Milne reiterated his accusation with the Bloomberg article. He asked Vias whether Ripple and Coinbase exchanged any assets in over the past 12 months or more. Milne also found it hard to believe that Coinbase, a company embroiled in multi-lawsuit accusations of insider trading surrounding its Bitcoin Cash listing, didn’t take a single penny but yet listed XRP.
On December 19, 2017, Coinbase had made a surprise announcement that it was adding Bitcoin Cash trading option to its platform. Earlier, the company had refused to list the said crypto asset, so the u-turn took the trading community by surprise. Indeed, the price of Bitcoin Cash surged on the news within minutes, reaching as high as $1,000. In response, Coinbase canceled and all the further BCH trades citing liquidity issues.

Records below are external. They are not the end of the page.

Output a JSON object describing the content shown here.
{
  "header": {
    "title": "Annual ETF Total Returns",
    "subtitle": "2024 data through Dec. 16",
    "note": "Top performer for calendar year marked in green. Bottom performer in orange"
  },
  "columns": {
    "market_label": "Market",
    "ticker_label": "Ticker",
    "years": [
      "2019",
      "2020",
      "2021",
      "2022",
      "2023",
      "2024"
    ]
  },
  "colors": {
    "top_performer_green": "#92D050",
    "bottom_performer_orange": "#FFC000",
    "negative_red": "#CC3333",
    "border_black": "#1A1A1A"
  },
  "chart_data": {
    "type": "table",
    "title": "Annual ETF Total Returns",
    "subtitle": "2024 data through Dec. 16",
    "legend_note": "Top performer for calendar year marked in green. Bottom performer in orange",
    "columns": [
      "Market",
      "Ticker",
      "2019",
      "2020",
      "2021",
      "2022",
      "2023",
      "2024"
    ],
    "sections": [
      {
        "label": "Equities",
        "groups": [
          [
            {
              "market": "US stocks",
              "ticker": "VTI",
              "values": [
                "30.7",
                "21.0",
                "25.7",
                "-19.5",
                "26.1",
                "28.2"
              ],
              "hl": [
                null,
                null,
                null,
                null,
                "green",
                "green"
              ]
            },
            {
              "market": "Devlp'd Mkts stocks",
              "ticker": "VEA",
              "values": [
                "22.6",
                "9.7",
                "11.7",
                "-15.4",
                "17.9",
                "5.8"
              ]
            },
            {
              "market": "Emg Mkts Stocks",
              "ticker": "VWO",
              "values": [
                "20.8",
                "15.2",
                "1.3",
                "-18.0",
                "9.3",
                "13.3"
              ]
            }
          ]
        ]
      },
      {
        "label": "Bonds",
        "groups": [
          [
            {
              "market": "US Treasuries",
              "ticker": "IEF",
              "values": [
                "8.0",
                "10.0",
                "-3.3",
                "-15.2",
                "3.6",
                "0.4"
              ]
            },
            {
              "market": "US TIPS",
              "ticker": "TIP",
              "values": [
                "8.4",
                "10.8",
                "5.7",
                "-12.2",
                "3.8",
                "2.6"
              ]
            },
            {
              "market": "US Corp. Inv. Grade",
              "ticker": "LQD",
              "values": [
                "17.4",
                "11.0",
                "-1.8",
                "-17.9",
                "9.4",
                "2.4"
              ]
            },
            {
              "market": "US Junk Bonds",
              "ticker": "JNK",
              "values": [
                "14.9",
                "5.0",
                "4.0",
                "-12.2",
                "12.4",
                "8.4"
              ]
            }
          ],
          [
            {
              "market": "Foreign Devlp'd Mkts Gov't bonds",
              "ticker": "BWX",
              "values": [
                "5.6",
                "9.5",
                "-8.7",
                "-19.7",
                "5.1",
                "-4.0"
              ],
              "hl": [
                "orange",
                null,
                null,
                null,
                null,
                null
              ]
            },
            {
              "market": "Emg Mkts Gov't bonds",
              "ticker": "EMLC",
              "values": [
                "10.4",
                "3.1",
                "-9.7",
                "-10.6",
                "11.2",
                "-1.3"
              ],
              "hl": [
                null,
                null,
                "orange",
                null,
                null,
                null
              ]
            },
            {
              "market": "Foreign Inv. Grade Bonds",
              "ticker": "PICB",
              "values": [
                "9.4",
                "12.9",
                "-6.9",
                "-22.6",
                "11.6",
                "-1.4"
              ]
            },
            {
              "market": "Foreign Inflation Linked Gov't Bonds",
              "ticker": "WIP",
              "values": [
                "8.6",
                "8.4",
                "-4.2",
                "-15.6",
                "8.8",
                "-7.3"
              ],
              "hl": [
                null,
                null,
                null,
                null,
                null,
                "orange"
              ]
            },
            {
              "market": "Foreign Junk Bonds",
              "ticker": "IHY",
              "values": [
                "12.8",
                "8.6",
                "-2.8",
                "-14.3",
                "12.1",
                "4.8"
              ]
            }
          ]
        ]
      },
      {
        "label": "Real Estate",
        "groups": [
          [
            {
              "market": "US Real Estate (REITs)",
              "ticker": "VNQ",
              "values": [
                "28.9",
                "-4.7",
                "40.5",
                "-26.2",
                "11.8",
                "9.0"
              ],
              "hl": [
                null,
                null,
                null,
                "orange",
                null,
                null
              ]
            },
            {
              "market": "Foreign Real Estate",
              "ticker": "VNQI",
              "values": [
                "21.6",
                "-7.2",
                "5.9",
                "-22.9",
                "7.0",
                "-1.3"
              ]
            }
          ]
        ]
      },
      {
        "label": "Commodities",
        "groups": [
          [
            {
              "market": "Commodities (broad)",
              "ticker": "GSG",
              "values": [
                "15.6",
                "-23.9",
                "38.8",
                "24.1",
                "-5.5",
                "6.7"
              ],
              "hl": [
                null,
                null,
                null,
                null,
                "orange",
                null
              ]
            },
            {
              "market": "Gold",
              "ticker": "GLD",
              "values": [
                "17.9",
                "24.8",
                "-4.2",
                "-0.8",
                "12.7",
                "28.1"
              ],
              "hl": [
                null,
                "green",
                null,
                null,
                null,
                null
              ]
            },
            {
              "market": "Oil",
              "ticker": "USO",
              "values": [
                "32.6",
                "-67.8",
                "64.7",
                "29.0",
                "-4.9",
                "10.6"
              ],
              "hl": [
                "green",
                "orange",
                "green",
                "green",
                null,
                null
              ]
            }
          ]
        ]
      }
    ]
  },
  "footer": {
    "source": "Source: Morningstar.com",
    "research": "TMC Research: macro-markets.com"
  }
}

According to Jeffery Berk, the primary plaintiff in the lawsuit filed May 2018, insiders were able to flood GDAX – a crypto trading platform owned by Coinbase – with BCH orders soon after the news went public. Coinbase, based on an internal investigation’s outcome, claimed that no such Bitcoin Cash insider trading took place.
Why would a regulated exchange risk its neck to list unproven securities? The jury is still out.